There is only one process, the server. No actor model is implemented at process level.
Jazz does not use fibers since fibers would not solve the fundamental problem, exploiting the 64 cores in a CPU at the minimum cost in terms of cache misses, etc. The mix of threads and fibers would be even worse. We need threads and cannot replace them by anything else.
Threads are created in a pool by libmicrohttpd and each API call runs in a thread. The only mechanism to “parallelize” computation to more threads is starting more API calls. Anyway as complexity grows (from elements to bop to agents) this scaling happens automatically. Jazz is not prioritizing being a “backend tensor workhorse” anymore and does not provide mechanisms to multithread a single backend computation.
Is implemented at thread level.
It is almost canonical, the only exception is how some things are possibly shared (see shared resources below).
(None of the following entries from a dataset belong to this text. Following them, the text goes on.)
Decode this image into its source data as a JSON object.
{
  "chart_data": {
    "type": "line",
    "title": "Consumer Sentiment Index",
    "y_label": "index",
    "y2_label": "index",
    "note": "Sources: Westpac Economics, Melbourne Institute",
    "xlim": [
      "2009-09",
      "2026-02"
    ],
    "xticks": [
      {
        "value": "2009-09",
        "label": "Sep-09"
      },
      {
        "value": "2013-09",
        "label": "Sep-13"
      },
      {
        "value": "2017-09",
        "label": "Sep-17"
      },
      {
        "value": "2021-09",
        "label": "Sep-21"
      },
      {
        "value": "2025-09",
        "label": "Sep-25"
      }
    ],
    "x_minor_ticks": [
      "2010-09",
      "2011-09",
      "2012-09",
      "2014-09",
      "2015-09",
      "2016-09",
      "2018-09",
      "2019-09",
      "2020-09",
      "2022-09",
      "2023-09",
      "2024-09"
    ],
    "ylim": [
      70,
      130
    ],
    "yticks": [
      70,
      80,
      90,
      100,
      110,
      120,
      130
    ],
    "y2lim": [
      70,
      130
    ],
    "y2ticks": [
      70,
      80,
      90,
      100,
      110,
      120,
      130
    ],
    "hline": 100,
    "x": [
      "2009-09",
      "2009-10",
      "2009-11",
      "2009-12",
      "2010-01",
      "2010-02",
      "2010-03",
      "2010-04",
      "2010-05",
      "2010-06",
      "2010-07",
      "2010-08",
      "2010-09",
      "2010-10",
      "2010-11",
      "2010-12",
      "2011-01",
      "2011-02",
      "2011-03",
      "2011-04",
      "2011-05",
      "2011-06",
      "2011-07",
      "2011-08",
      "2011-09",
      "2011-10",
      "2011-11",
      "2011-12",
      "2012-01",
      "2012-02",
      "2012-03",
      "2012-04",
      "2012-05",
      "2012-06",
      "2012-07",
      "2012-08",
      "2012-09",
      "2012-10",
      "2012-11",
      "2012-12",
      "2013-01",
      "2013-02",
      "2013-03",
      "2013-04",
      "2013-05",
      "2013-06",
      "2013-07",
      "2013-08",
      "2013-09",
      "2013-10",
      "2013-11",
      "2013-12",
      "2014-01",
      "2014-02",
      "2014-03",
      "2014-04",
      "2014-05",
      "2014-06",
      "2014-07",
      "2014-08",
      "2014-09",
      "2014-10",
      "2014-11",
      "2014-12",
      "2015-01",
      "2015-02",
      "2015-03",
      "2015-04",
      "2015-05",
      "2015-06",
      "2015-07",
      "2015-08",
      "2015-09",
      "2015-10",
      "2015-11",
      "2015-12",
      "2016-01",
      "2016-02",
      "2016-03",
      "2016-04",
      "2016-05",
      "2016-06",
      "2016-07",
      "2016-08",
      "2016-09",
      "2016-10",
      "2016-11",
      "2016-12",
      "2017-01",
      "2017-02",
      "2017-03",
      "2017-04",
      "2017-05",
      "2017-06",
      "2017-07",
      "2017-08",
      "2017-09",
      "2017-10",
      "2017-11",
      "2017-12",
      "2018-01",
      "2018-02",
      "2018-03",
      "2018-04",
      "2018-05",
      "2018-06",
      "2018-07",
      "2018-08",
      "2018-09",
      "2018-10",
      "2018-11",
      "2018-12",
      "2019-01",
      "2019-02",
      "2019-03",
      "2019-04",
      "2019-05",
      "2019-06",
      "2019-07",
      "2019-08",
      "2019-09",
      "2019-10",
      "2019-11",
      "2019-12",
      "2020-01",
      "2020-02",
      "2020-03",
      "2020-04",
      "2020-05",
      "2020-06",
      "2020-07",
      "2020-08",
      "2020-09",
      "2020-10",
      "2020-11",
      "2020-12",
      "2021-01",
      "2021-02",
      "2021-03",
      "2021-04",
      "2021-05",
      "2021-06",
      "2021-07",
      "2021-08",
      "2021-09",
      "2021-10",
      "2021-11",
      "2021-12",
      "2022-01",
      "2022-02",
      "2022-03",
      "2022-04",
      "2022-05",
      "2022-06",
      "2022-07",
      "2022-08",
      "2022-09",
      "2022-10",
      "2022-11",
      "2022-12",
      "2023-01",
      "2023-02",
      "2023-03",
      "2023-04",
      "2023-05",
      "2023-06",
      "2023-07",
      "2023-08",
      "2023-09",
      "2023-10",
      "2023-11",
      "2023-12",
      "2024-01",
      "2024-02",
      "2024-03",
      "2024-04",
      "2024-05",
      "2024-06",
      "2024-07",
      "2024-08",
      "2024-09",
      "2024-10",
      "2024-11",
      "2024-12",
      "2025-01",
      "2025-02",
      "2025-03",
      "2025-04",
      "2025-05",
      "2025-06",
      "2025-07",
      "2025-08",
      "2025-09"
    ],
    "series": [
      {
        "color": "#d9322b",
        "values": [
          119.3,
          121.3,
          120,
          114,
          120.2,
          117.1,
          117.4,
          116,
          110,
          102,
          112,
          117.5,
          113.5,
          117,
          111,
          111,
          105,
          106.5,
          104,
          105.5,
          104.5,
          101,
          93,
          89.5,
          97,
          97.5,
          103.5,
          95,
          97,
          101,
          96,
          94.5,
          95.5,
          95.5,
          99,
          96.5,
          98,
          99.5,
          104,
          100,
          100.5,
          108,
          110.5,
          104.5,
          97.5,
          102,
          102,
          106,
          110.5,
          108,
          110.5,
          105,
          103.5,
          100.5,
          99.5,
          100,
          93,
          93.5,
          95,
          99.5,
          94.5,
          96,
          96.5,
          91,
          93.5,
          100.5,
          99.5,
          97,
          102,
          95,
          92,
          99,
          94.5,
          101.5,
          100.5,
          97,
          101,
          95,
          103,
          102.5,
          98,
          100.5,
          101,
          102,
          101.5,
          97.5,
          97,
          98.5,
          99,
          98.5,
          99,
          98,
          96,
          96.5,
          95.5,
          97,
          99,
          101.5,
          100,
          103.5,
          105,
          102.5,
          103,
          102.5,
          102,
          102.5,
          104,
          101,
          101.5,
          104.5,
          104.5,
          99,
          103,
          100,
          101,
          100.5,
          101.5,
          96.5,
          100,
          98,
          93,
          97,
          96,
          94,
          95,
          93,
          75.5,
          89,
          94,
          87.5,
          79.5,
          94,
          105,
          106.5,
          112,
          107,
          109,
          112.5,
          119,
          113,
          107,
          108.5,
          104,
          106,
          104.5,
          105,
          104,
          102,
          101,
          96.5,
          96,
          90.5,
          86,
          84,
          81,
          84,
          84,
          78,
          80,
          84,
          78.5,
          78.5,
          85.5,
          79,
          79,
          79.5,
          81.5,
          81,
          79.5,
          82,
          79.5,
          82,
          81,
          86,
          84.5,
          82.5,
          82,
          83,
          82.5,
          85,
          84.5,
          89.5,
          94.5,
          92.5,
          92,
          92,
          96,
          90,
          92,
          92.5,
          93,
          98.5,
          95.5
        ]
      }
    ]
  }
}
And, therefore, the only place where thread control happens … are the Container objects. And this is done using only two mechanisms
Otherwise, nothing is shared between actors outside a Container.
By physical safety, we mean avoiding catastrophic interactions (including but not limited to, crashes, locking, data corruption). This is avoided by the logic in the Container objects. Anything possibly compromising this physical safety is a bug.
This is about racing conditions in reading, writing or deleting shared resources.
For agents implementing higher level algorithms, this may be crucial and require some higher level access logic to be implemented.
It is not a “Jazz-level” decision to do so. Platform-wise Jazz actors will just use shared resources regardless of any other actors. It’s the Jungle!
This will be prevented when the resources are not really shared because their names include unique handles known by their owners and nobody “spies” at this stage to create problems. These “owners” will have some housekeeping logic to do to prevent wasting resources.
This part will surely change in the future moving towards ironclad security.